Ses cuisses la faisaient encore souffrir des coups de cravache reçus. Elle passa une main légère le long de ses fesses afin de calmer la brûlure qui les irradiait encore. A coup sûr, se dit-elle, elle allait garder de nombreux jours la trace de cette punition méritée. Et cette pensée la ravit. Elle aimait tellement avoir sur elle la marque de son Maître. Finalement, elle ne comprenait plus très bien, sa réaction de la veille. De temps en temps, elle avait ainsi des crises de rebellion qu’elle regrettait ensuite amèrement. Mais bon, la vie de chienne n’est pas toujours facile. Son Maître devrait en être conscient et se montrer plus patient avec elle qui faisait de son mieux. Immédiatement, elle regretta cette pensée. Qui était-elle pour oser juger son Maître qui savait bien sûr mieux qu’elle ce qu’il convenait de faire pour qu’elle devienne une chienne soumise et docile.

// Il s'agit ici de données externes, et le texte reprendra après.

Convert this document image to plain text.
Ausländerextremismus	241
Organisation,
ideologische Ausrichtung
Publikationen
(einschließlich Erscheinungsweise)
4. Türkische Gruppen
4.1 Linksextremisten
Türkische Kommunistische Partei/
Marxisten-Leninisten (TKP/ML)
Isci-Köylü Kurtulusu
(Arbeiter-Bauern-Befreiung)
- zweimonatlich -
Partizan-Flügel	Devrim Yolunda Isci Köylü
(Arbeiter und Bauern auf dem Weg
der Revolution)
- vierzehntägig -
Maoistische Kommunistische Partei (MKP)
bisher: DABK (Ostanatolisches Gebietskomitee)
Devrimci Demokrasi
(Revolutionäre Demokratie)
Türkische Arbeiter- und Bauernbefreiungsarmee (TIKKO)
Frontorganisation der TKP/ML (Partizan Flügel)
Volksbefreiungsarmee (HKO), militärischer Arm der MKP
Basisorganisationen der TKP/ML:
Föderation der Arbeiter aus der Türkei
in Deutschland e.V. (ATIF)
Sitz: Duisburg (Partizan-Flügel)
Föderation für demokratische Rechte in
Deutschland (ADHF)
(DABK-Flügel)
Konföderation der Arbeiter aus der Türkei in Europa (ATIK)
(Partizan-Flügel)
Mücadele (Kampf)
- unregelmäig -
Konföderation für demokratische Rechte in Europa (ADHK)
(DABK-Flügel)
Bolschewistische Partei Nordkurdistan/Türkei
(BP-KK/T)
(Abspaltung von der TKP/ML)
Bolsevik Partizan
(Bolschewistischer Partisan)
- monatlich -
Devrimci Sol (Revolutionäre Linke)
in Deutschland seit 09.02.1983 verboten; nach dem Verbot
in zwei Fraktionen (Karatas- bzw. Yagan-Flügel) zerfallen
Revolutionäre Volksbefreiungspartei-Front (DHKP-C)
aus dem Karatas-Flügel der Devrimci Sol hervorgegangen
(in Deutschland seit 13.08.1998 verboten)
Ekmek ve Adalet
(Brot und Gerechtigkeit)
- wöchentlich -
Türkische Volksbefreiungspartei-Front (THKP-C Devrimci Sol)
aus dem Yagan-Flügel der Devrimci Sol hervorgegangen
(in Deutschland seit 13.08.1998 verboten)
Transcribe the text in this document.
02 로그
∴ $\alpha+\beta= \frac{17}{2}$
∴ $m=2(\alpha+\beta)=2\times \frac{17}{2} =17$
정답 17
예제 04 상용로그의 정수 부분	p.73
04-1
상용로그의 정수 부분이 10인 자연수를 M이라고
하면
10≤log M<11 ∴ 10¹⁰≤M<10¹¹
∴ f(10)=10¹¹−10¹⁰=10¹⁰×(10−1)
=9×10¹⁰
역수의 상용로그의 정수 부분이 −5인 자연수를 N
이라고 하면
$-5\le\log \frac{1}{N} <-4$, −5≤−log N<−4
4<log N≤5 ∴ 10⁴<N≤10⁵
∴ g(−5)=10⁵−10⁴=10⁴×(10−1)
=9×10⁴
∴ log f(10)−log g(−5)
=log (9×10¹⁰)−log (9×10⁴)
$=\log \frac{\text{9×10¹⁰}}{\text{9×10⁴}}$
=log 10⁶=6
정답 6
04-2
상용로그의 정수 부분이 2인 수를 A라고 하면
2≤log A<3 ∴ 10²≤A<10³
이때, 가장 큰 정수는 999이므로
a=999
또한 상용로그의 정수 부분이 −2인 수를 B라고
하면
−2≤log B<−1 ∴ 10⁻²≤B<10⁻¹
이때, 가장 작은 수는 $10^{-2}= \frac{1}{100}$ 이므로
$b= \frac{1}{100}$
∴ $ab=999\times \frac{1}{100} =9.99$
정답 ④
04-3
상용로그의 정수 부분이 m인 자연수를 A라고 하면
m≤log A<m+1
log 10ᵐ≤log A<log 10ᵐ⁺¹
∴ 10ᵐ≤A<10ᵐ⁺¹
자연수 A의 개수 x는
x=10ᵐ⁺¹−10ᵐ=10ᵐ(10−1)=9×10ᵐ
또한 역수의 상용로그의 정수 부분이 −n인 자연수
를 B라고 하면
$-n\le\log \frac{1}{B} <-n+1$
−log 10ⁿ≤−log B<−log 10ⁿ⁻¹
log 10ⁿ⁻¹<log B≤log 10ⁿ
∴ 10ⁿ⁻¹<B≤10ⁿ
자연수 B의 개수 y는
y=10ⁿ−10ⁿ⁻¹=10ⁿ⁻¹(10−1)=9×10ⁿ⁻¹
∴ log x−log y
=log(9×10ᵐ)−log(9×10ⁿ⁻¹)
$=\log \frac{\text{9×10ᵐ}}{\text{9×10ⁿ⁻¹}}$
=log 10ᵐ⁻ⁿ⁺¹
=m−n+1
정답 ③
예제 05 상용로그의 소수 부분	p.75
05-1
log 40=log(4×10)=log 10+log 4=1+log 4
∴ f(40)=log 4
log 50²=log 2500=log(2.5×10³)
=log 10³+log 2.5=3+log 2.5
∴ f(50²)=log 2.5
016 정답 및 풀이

De nouveau, elle se retourna en gémissant. Décidément, le tapis n’était vraiment pas confortable. Et puis, elle avait froid. Jamais, elle n’arriverait à se rendormir. Du lit, lui parvenait un léger ronflement. Elle se redressa à quatre pattes et écarquilla les yeux pour essayer d’apercevoir son Maître dans l’obscurité de la chambre. Il était étalé dans toute la largeur du lit, bras et jambes écartés en une invite qui la fit frémir d’envie. Apparemment profondément endormi. En tout cas son souffle régulier et profond le laissait supposer. Elle hésita un moment. C’est vrai qu’il lui avait ordonné d’un ton sans réplique de dormir sur le tapis au pied du lit. Mais bon, songea-t-elle si elle faisait suffisamment attention, il ne se rendrait compte de rien. Et puis quand bien même, elle serait si câline qu’il n’aurait pas à cœur de la renvoyer. De toute façon, elle était sûre qu’il serait content de la trouver, à son réveil, contre lui le léchant ainsi qu’elle en avait l’habitude à petits coups de langue. Elle commencerait par ses pieds, puis remonterait le long de sa jambe. Un moment elle s’arrêterait entre l’arc de ses cuisses, à cet endroit si sensible où s’accrochent les couilles pulpeuses et dodues qu’elle finirait, ivre de gourmandise, par happer entre ses lèvres. Puis sa langue agile continuerait sa course le long de son membre en éveil, juste quelques coups de langue afin de bien le faire grossir puis sa langue glisserait le long de son ventre, de son torse, son cou pour finir sa course sur sa bouche dans laquelle elle s’engouffrerait avec avidité à la recherche de sa langue à lui pour s’y enrouler. Un frisson de désir la transperça à l’évocation de sa langue sur le corps de son Maître. Comme elle l’aimait. Comme elle aimait le goût de son corps. Son odeur aussi. Elle eut un brusque mouvement de recul qui la tira de sa rêverie amoureuse alors que son Maître se retournait dans le lit. Dans le mouvement, le drap qui le recouvrait avait glissé le découvrant entièrement. La vision du corps nu de son Maître, de son sexe qui reposait mollement sur sa cuisse firent s’évanouir ses dernières hésitations. D’un mouvement souple, elle se redressa et se glissa en silence dans le lit au pied de son Maître, sa tête reposant à quelque centimètre du membre convoité

Un moment, elle resta immobile osant à peine respirer. Puis son corps se détendit. Tout allait bien. Son Maître dormait. Tout près d’elle. Elle pouvait sentir le parfum de son corps exciter ses narines. Sa chaleur. Elle était bien ainsi, elle sa chienne fidèle, à la place qui lui était dévolue. Involontairement, un soupir de contentement lui échappa, qu’elle regretta aussitôt. Un bref moment rien ne se passa et elle commençait juste à se décontracter qu’un violent coup de pied la projeta au sol.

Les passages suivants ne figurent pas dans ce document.